6. Ao conceder sua aprovação, a Igreja nos certifica, em primeiro lugar, que nada na revelação privada da qual ela permite a divulgação vai contra a fé e os costumes, e que não corremos o risco de colocarmos em perigo nossa fé teologal ao crermos, por uma fé humana, nestas revelações. Sobre este ponto, sua declaração nos dá a certeza categórica de um ensinamento magisterial infalível[9]. Em segundo lugar, a Igreja supõe (sem se responsabilizar) a realidade histórica dos fatos, e sua origem provavelmente divina, tal como é atestada por testemunhas sérias e vários motivos de credibilidade que podem alicerçar uma crença humana. A este respeito, sua declaração nos dá a certeza moral da prudência humana. Em terceiro lugar, a Igreja encoraja e aconselha a devoção que pode ser ocasionada por essa revelação privada. Sua declaração nos dá, neste ponto, o conselho de uma competência autorizada. Todo conselho, por mais autorizado que seja, deixa a decisão livre. Na prática, nunca houve uma razão seriamente fundamentada para se recusar a reconhecer publicamente a legitimidade das devoções encorajadas por uma revelação privada reconhecida pela Igreja. Porém, cada indivíduo permanece livre para escolher (com toda a prudência pessoal) suas devoções, nos limites que lhe permite a Igreja.

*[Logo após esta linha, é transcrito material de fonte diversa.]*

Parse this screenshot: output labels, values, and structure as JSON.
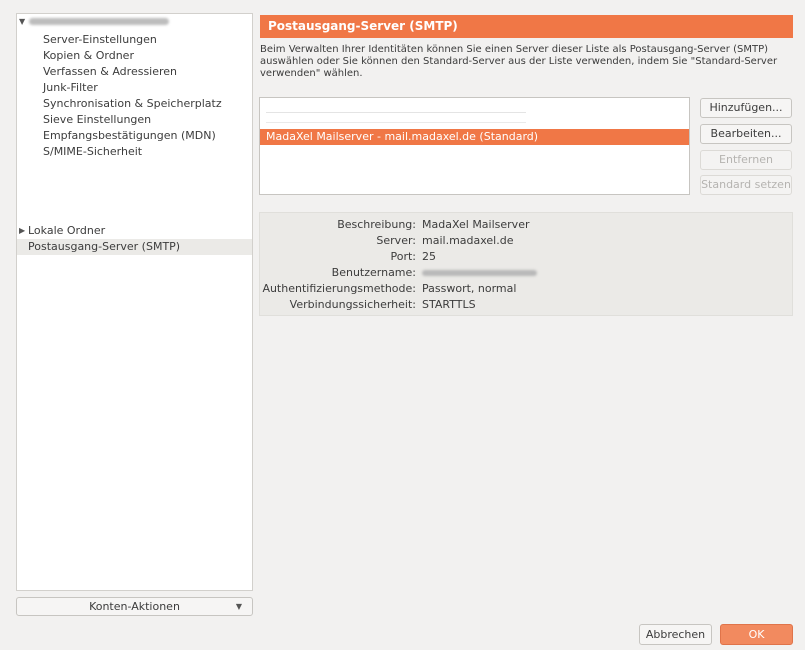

7. Como explica o padre Calmel, sendo a Igreja uma sociedade de ordem sobrenatural, permanece possível, por exceção, que o governo social seja assistido por um conselho miraculoso, de ordem mística. Esse conselho miraculoso e de origem divina aparecerá enquanto tal à razão por meio de padrões de credibilidade. E, é à razão prática da hierarquia eclesiástica, dos bispos diocesanos ou, eventualmente, do Papa, que cabe decidir se se deve seguir esse conselho, e em qual medida. “Não há”, concluía o eminente teólogo, “outro Magistério senão aquele da hierarquia, um magistério inspirado que lhe seria superior e diante do qual ela deveria baixar a cabeça. Contudo, há outros mensageiros além daqueles da hierarquia, mensageiros inspirados, miraculosos, que os dignatários eclesiásticos devem aceitar ouvir, ainda que pertença à hierarquia concluir e tomar uma decisão”[10]. Em resumo, “a noção católica da Igreja não exclui, certamente, os carismas, mas os subordina à hierarquia. Ela não exclui as revelações privadas, mas pede apenas que não sejam ilusões privadas, ainda que essas revelações estejam de acordo com a revelação”[11]. E, mesmo nestes casos, a Igreja não impõe esses conselhos tal como as verdades de fé, pois “a Igreja coloca em um nível superior, incomparável, a vida teologal e a santidade”[12].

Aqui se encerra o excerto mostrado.